Os que deram a sorte de sobreviver às ondas gigantes e a ventos de 330 km/h perambulam sem rumo em meio à destruição, deixando para trás suas casas em ruínas.

Não bastasse a falta de teto, comida, água e energia, ainda se preocupam com a ação de saqueadores, que esvaziaram mercados e invadem casas que ficaram de pé.

Para conter a violência, o governo impôs um toque de recolher durante a noite em Tacloban e pôs 800 soldados e policiais nas ruas.

A decisão veio tarde para os que foram roubados. "Limparam minhas duas lojas de departamento", disse Maxmilian Tiu, agitado, antes de fugir de Tacloban para a ilha vizinha de Cebu. "Um vizinho meu foi linchado tentando conter os saqueadores."

De natureza pacífica, sorridentes até nos piores momentos, os filipinos tentam entender como a tragédia descambou para a violência.

Há rumores de que fugitivos de um presídio de Tacloban comandaram os saques.

Basta uma caminhada pela cidade, porém, para ver que muita gente se aproveitou do caos para levar alguma coisa das lojas escancaradas. "Vou distribuir para as mulheres da minha família", explicou o pescador Sandy, 22, com um saco de absorventes femininos nas costas.

SEM ESPERANÇA

Quatro dias após o Haiyan baixar na costa leste, as autoridades perderam a esperança de resgatar sobreviventes.

"A prioridade é enterrar os mortos. Há 700 cadáveres nas ruas. Por enquanto não há epidemias", diz Tecson John Lim, da Prefeitura de Tacloban, que chefia as ações emergenciais.
Segundo ele, 700 é o número de mortos confirmados, mas o total deve crescer.

Corpos inchados e escurecidos jazem à beira da estrada que liga o aeroporto ao centro de Tacloban, dando a quem chega um macabro cartão de visitas da cidade.
Moradores cobrem o nariz com panos. A proteção improvisada não basta para evitar o cheiro da morte.

"No meu bairro tem mais de 50 cadáveres na rua. Tive que me mudar com a minha mãe porque o cheiro ficou insuportável", conta o estudante de direito Brian Gerilla, 24.
Enfileirados, a maioria cobertos por plásticos brancos, os corpos estão à espera de sepultamento há dias.

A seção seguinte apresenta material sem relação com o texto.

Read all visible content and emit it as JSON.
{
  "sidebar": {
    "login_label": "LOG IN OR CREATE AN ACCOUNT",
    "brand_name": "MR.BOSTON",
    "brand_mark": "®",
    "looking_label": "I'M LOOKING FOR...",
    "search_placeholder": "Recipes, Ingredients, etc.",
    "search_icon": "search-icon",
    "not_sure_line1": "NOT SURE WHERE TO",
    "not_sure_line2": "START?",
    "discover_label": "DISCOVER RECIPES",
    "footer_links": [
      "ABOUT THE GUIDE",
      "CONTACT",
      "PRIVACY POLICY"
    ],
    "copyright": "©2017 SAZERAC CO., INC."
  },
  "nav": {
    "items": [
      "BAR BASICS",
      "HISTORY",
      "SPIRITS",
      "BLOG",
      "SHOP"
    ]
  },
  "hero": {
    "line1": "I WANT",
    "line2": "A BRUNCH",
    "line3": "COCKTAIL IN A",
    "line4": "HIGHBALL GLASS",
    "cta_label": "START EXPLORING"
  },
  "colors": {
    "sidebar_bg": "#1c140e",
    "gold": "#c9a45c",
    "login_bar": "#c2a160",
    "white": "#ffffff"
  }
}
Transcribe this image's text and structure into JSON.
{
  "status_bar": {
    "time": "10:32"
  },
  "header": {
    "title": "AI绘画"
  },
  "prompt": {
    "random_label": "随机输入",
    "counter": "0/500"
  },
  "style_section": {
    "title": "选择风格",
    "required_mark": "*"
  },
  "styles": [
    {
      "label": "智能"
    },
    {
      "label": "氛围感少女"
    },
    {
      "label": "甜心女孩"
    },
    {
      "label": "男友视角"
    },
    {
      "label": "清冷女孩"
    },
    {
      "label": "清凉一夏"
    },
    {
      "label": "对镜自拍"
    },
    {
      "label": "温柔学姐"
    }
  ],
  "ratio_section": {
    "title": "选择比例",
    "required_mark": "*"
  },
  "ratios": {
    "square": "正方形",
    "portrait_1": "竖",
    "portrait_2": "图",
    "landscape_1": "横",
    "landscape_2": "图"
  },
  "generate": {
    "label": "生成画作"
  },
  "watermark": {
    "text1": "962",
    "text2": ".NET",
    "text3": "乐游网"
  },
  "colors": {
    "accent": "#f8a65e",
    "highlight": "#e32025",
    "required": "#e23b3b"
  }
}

Não há mais trabalhos de resgate. Segundo John Lim, a maioria das vítimas morreu imediatamente ou logo após a chegada do tufão, por afogamento ou desabamentos.

INCONFORMADOS

Parentes de desaparecidos se negam a aceitar o inevitável. O momento em que o filho de cinco anos foi levado pela potência das águas não sai da cabeça da dona de casa Rodahlyn Odal, 31.

"Quando a onda invadiu nossa casa eu apertei o mais que pude a mão dele, mas a correnteza era forte demais e o levou", conta Rodhalyn.

Católica fervorosa, reza por um milagre que faça aparecer o caçula Carl Destin.

Enquanto isso, ela enfrenta filas nos postos de distribuição de arroz para alimentar os outros dois filhos, de 8 e 10 anos.

Do pequeno aeroporto, o terminal foi reduzido a um esqueleto de concreto e ferro.

Centenas de pessoas aguardam num lamaçal a chance de partir da capital da ilha de Leyte, uma das 7.000 que formam o arquipélago filipino.

Restou a pista de pouso, que recebe alguns poucos voos comerciais e aviões com ajuda humanitária.

Em volta, o cenário é de terra arrasada.

Sem energia em toda a ilha, Tacloban mergulha na escuridão cedo, por volta das 17h30. Velas são acesas. Começa o zumbido dos poucos geradores disponíveis e o medo dos saqueadores.

Os sobreviventes somem e os plásticos que envolvem os mortos reluzem quando passa um carro com o farol alto. A reconstrução começará pelos funerais coletivos.